Much of the extraordinary growth in the prison and jail population is attributable to a dramatic increase in prosecution and imprisonment for drug offenses. President Reagan declared a "war on drugs" in 1982, and the states eagerly followed suit. From 1980 to 1997, Loury tells us, the number of people incarcerated for drug offenses increased by 1,100 percent. Drug convictions alone account for more than 80 percent of the total increase in the federal prison population from 1985 to 1995. In 2008, four of five drug arrests were for possession, and only one in five was for distribution; fully half of all drug arrests were for marijuana offenses.

African-Americans have borne the brunt of this war. From 1985 to 1991, the number of white drug offenders in state prisons increased by 110 percent; the number of black drug offenders grew by 465 percent. The average time served by African-Americans for drug crimes grew by 62 percent between 1994 and 2003, while white drug offenders served 17 percent more time. Though 14 percent of monthly drug users are black, roughly equal to their proportion of the general population, they are arrested and imprisoned at vastly disproportionate rates: 37 percent of those arrested for drug offenses are black as well as 56 percent of those in state prisons for drug offenses. Blacks serve almost as much time in prison for drug offenses (average of 58.7 months) as whites do for violent crimes (average of 61.7 months)

…If white male babies faced anything like such prospects, the politics of crime would look very different. We would almost certainly see this as an urgent national calamity, and demand a collective investment of public resources to forestall so many going to prison. Politicians would insist that we reduce criminal penalties, decriminalize nonviolent drug offenses, and promote alternatives to incarceration.

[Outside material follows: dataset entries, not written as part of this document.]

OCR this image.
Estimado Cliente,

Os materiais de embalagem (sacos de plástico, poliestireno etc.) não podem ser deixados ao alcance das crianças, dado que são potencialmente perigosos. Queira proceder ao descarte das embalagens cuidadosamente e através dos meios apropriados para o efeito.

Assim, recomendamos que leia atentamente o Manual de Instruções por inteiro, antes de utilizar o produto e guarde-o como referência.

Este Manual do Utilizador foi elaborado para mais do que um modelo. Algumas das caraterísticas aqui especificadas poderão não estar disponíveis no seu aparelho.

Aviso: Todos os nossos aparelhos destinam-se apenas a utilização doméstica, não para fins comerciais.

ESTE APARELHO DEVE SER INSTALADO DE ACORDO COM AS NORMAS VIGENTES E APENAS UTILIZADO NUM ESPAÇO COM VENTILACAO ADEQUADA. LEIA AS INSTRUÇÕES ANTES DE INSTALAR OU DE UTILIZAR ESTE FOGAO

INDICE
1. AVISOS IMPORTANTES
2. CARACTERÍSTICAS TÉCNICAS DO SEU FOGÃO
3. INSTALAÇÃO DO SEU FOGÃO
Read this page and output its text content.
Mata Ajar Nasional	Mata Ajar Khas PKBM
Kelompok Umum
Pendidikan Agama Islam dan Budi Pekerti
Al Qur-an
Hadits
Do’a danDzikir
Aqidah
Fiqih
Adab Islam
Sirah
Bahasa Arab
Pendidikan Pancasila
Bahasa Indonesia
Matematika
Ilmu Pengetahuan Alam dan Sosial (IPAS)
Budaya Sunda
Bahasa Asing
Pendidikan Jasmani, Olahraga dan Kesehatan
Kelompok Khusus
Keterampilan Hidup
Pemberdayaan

…The war on drugs has by most accounts been a failure, and we are all paying the bill. In 2008, 1.7 million people were arrested for drug crimes.[12] Since 1989, more people have been incarcerated for drug offenses than for all violent crimes combined. Yet much like Prohibition, the war on drugs has not ended or even significantly diminished drug use. It has made drugs more expensive, and fostered a multibillion-dollar criminal industry in drug delivery and sales. Drugs have become more concentrated and deadly; twice as many people die from drugs today than before the war on drugs was declared. If anything, the war on drugs has probably increased the incidence of crime; about half of property crime, robberies, and burglaries are attributable to the inflated cost of drugs caused by criminalizing them.


Cole also outlines some of the fitful steps being taken at reforming this monstrous system — most of them being driven by the financial crisis, as states find they can no longer maintain vast hordes of their own citizens behind bars. And a few officials are dimly beginning to ponder the broader social (and economic — always economic!) consequences of consigning generation after generation of American citizens to lives of incarceration, poverty, hopelessness and injustice. But as Cole concludes:

Our addiction to punishment should be troubling not only because it is costly and often counterproductive, but because its race and class disparities are morally unacceptable. The most promising arguments for reform, therefore, must appeal simultaneously to considerations of pragmatism and principle. The very fact that the US record is so much worse than that of the rest of the world should tell us that we are doing something wrong, and the sheer waste of public dollars and human lives should impel us toward reform. But as the authors of these three books make clear, we will not understand the problem fully until we candidly confront the fact that our criminal justice system would not be tolerable to the majority if its impact were felt more broadly by the general population, and not concentrated on the most deprived among us.